The University of Coimbra


Our next stop in Portugal was Coimbra, a medieval town complete with an extremely old and well-regarded university. The city itself is in three parts: the medieval section at the top of the hill, the commercial district at the bottom of the hill, and the section across the river where there are a few old monastaries.

While I had heard Coimbra was a fairly dull place, all the tourbooks recommended seeing the university. We were only supposed to spend two days there, but the city lulled us in. We ended up spending four days there, eating in the rustic taverna-style restaurants and finding ourselves recognizing local characters on the street. What most people don’t realize is that while Lisbon is more reknowned for their fado, Coimbra has an equally vibrant tradition. We went to this one little bar down an old alley where the bartender gruffly poured us drinks and we listened to people jam. At one point, even the bartender was convinced to sing.

The guesthouse we stayed at, Casa Pombal, was everything we could ask of a charming, rennovated townhouse that served up dainty Dutch breakfasts and had people who were so eager to help us and show us the real Portugal, we couldn’t help but to want to stay. It was the type of place I know I’ve read about in those hopelessly false tourist memoirs like A Year in Provence, in which everything is just acres of delightful! But now I know, that these places do occasionally exist. The only downside was that the place was at the top of the hill, right next the university, and walking up and down the steep cobblestoned streets helped us work off the ridiculously lavish meals we were having every night.

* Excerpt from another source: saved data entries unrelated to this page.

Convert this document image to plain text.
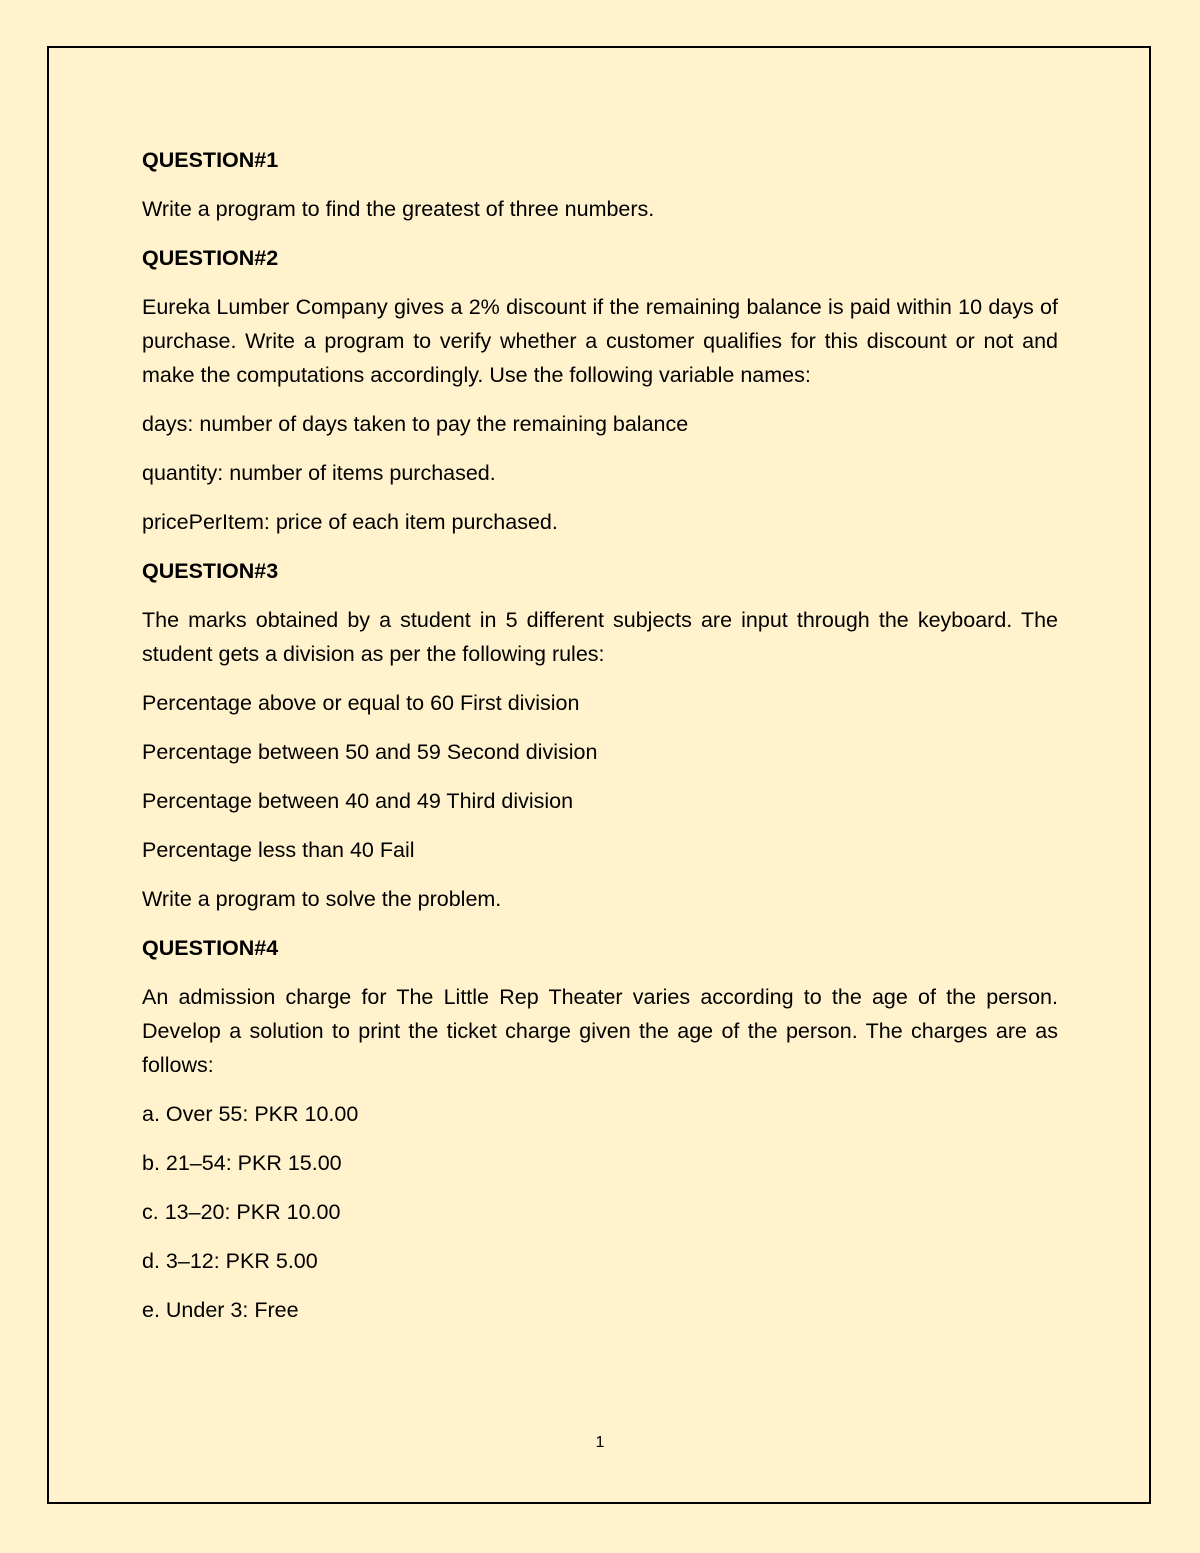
QUESTION#1
Write a program to find the greatest of three numbers.
QUESTION#2
Eureka Lumber Company gives a 2% discount if the remaining balance is paid within 10 days of purchase. Write a program to verify whether a customer qualifies for this discount or not and make the computations accordingly. Use the following variable names:
days: number of days taken to pay the remaining balance
quantity: number of items purchased.
pricePerItem: price of each item purchased.
QUESTION#3
The marks obtained by a student in 5 different subjects are input through the keyboard. The student gets a division as per the following rules:
Percentage above or equal to 60 First division
Percentage between 50 and 59 Second division
Percentage between 40 and 49 Third division
Percentage less than 40 Fail
Write a program to solve the problem.
QUESTION#4
An admission charge for The Little Rep Theater varies according to the age of the person. Develop a solution to print the ticket charge given the age of the person. The charges are as follows:
a. Over 55: PKR 10.00
b. 21–54: PKR 15.00
c. 13–20: PKR 10.00
d. 3–12: PKR 5.00
e. Under 3: Free
1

Terrace View Overlooking Courtyard

View from University overlooking the river

Stairs to Classrooms

Students in Black Gowns

 As for the university the guidebooks had talked up? I had thought that going to the University of St. Andrews was a foreign enough world, but the University at Coimbra was even more Harry Potter like. The old library and chapel are covered in various woods and precious stones and metals that the explorers brought back, and beneath the library, there is a student prison. It is now used to house various library exhibits, but it also discussed the history of the prison. Apparently, students and professors were sent there for various crimes, excessive drunkenness, arguing with the chancellors, etc., and it was meant to keep them away from the common people at the prison in the downtown. There are little white washed cells that echo eerily in there and it makes one wonder if there still is some sort of underground world of students in Coimbra.